A historical account of Nilgiri Mountain Railway, the pride of Blue Mountains

To perceive the real value of any tourist attraction, it is important to learn a bit of its background. It will not only enhance the experience but at times makes it invaluable.

So I looked up the history of something as ordinary as a train that transfers passengers from one stop to another in the Nilgiri Mountains. ‘A tourist train that offers scenic views’, Is that all to it? Maybe not.


It was the time of British rule in India. Much of South India was part of Madras presidency which had its winter capital at Madras and summer capital at Ooty.

To connect Madras with other parts of Madras Presidency, British began work on the Madras-Coimbatore railway line in 1853. Problem was how to replace the tedious ascent by bullock-cart from Coimbatore to Coonoor in Nilgiris.

Madras_Prov_1859 new

Map of Madras Presidency with the planned railway route (drawn approximately)


A proposal was submitted to build railway lines direct to the hills. Maj. Morant Lushington, The Districts roads engineer established the feasibility of the rail link. Subsequently, estimates were called.

  • Guess who was the first to give a proposal? It was genius Riggenbach, the swiss inventor of Rigi mountain railway system. His conditions were free land, guarantee of a 6% return on an estimated cost of $400,000 and exemption of taxes for 10 years. The government rejected saying this was an outrageous proposal and shelved it.
  • In 1882, Riggienbauch re-entered with a fresh proposal. This time the estimated cost had come down to $132,000. This was accepted, and the Nilgiri Rigi Railway Company Ltd was formed in 1885.


Construction was cumbersome and dangerous, since the terrain was a difficult one. It involved cutting tunnels through rocky hills, building bridges, laying lines in the inhospitable forest area.


Construction of railway line inside a tunnel. Photo Source: Wing Commander Bellie Jayprakash


Construction over bridge-33. Photo Source: Wing Commander Bellie Jayprakash

But H.J. Bellie Gowder of Hubbathalai near Coonoor, appointed as the principal contractor took up challenging task.

His courageous and efficient team (migrant Telugu stock of people) successfully completed the line in 1899 and he was made ‘Rao Sahib’ by the British government for his remarkable achievement. He was conferred the title ‘Rao Bahadur’ later for the efficient service rendered in the maintenance of the line.


Blue Mountain Railway – 1927. Photo Source: Wing Commander Bellier Jayprakash


The view of today


The Uniqueness of NMR is its oldest and steepest ‘rack and pinion technology’ operated with special steam locomotives (except the Coonoor-Ooty stretch which uses diesel engine now because of the gradient).

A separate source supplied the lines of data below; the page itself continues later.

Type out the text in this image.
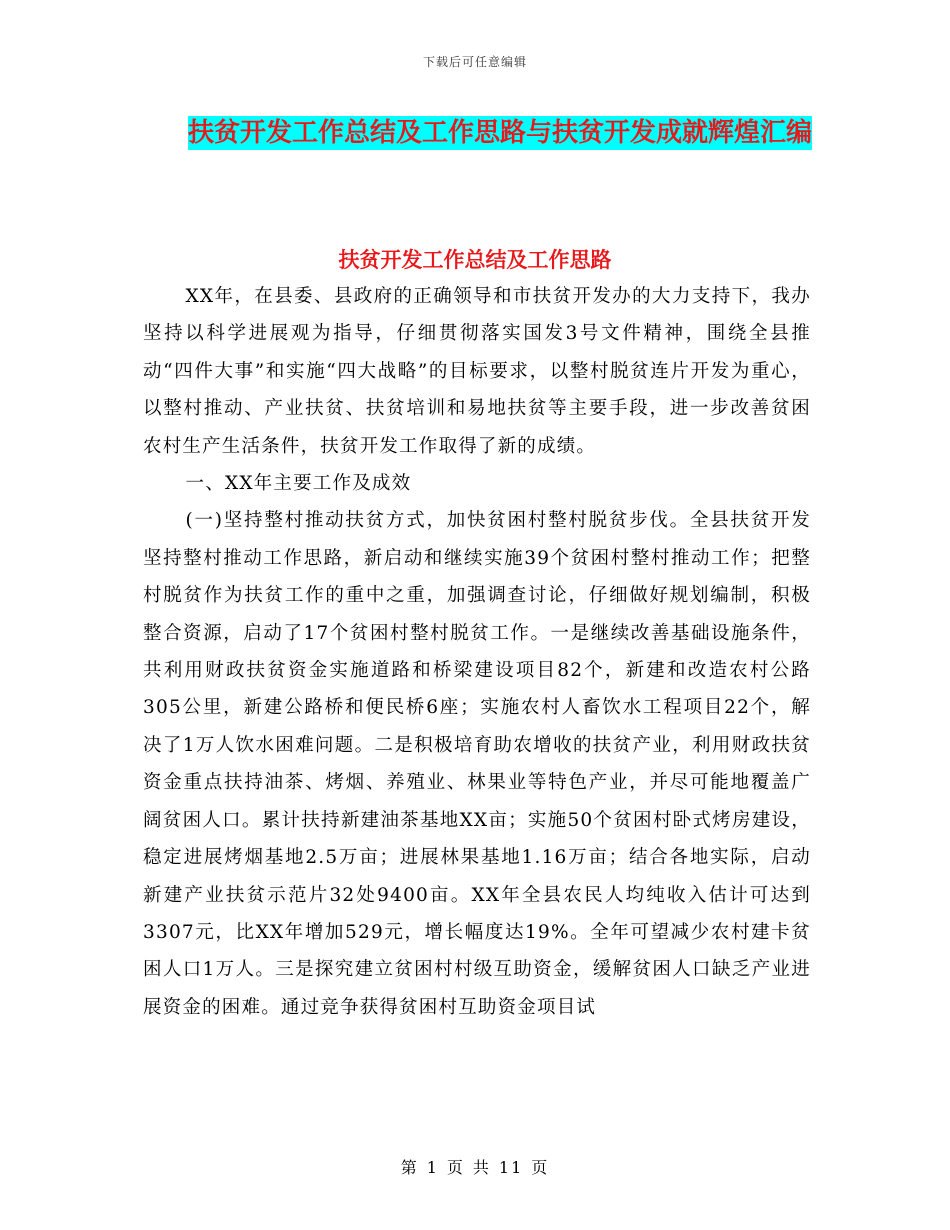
下载后可任意编辑
扶贫开发工作总结及工作思路与扶贫开发成就辉煌汇编
扶贫开发工作总结及工作思路

XX年，在县委、县政府的正确领导和市扶贫开发办的大力支持下，我办坚持以科学进展观为指导，仔细贯彻落实国发3号文件精神，围绕全县推动“四件大事”和实施“四大战略”的目标要求，以整村脱贫连片开发为重心，以整村推动、产业扶贫、扶贫培训和易地扶贫等主要手段，进一步改善贫困农村生产生活条件，扶贫开发工作取得了新的成绩。

一、XX年主要工作及成效

(一)坚持整村推动扶贫方式，加快贫困村整村脱贫步伐。全县扶贫开发坚持整村推动工作思路，新启动和继续实施39个贫困村整村推动工作；把整村脱贫作为扶贫工作的重中之重，加强调查讨论，仔细做好规划编制，积极整合资源，启动了17个贫困村整村脱贫工作。一是继续改善基础设施条件，共利用财政扶贫资金实施道路和桥梁建设项目82个，新建和改造农村公路305公里，新建公路桥和便民桥6座；实施农村人畜饮水工程项目22个，解决了1万人饮水困难问题。二是积极培育助农增收的扶贫产业，利用财政扶贫资金重点扶持油茶、烤烟、养殖业、林果业等特色产业，并尽可能地覆盖广阔贫困人口。累计扶持新建油茶基地XX亩；实施50个贫困村卧式烤房建设，稳定进展烤烟基地2.5万亩；进展林果基地1.16万亩；结合各地实际，启动新建产业扶贫示范片32处9400亩。XX年全县农民人均纯收入估计可达到3307元，比XX年增加529元，增长幅度达19%。全年可望减少农村建卡贫困人口1万人。三是探究建立贫困村村级互助资金，缓解贫困人口缺乏产业进展资金的困难。通过竞争获得贫困村互助资金项目试

第 1 页 共 11 页
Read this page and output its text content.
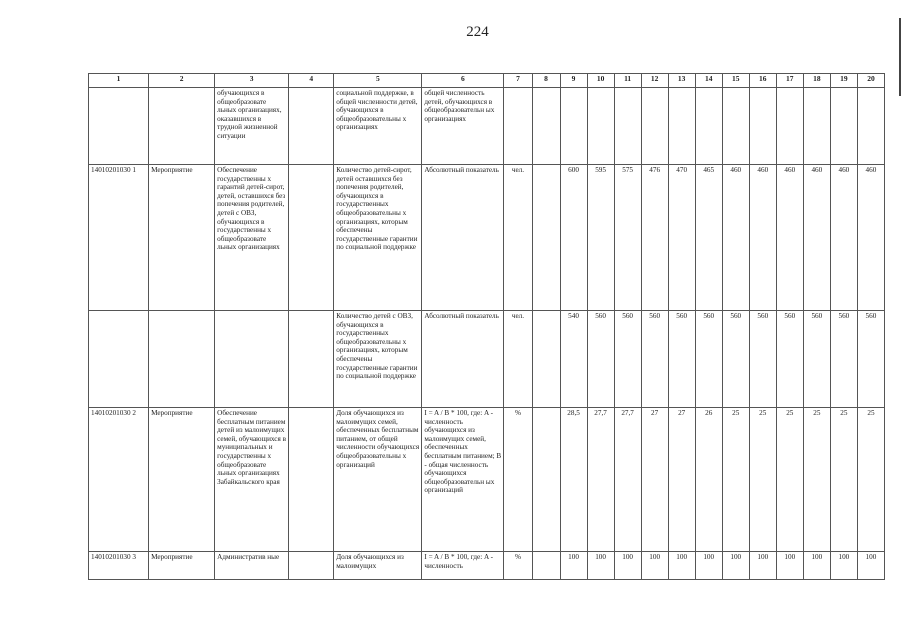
224
1	2	3	4	5	6	7	8	9	10	11	12	13	14	15	16	17	18	19	20
		обучающихся в общеобразовате льных организациях, оказавшихся в трудной жизненной ситуации		социальной поддержке, в общей численности детей, обучающихся в общеобразовательны х организациях	общей численность детей, обучающихся в общеобразовательн ых организациях														
14010201030 1	Мероприятие	Обеспечение государственны х гарантий детей-сирот, детей, оставшихся без попечения родителей, детей с ОВЗ, обучающихся в государственны х общеобразовате льных организациях		Количество детей-сирот, детей оставшихся без попечения родителей, обучающихся в государственных общеобразовательны х организациях, которым обеспечены государственные гарантии по социальной поддержке	Абсолютный показатель	чел.		600	595	575	476	470	465	460	460	460	460	460	460
				Количество детей с ОВЗ, обучающихся в государственных общеобразовательны х организациях, которым обеспечены государственные гарантии по социальной поддержке	Абсолютный показатель	чел.		540	560	560	560	560	560	560	560	560	560	560	560
14010201030 2	Мероприятие	Обеспечение бесплатным питанием детей из малоимущих семей, обучающихся в муниципальных и государственны х общеобразовате льных организациях Забайкальского края		Доля обучающихся из малоимущих семей, обеспеченных бесплатным питанием, от общей численности обучающихся общеобразовательны х организаций	I = A / B * 100, где: A - численность обучающихся из малоимущих семей, обеспеченных бесплатным питанием; B - общая численность обучающихся общеобразовательн ых организаций	%		28,5	27,7	27,7	27	27	26	25	25	25	25	25	25
14010201030 3	Мероприятие	Административ ные		Доля обучающихся из малоимущих	I = A / B * 100, где: A - численность	%		100	100	100	100	100	100	100	100	100	100	100	100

According to the UNESCO website, ‘These railways are outstanding examples of innovative transportation systems built through difficult terrain, which had great influence on the social and economic development of their respective regions. Over a century of operation, they have always managed to restore the integrity of the line’.


The huffing-puffing steam engine

Having built the rail line is one, but having maintained it for over a century (in the midst the many unauthorized constructions, heavy rains, frequent landslides, etc.,) is definitely a commendable job! How else will travelers like me experience a slice of history and spectacular views at the same time on the Nilgiri Mountain Railways?



10 thoughts on “A historical account of Nilgiri Mountain Railway, the pride of Blue Mountains

  1. As a town planning officer I appreciate the wonderful article you published .I felt as if I have participated in the construction of this railway. GOOD

  2. my great grandfather was an engineer in the construction of this line ,are there any records of the people who built the railway?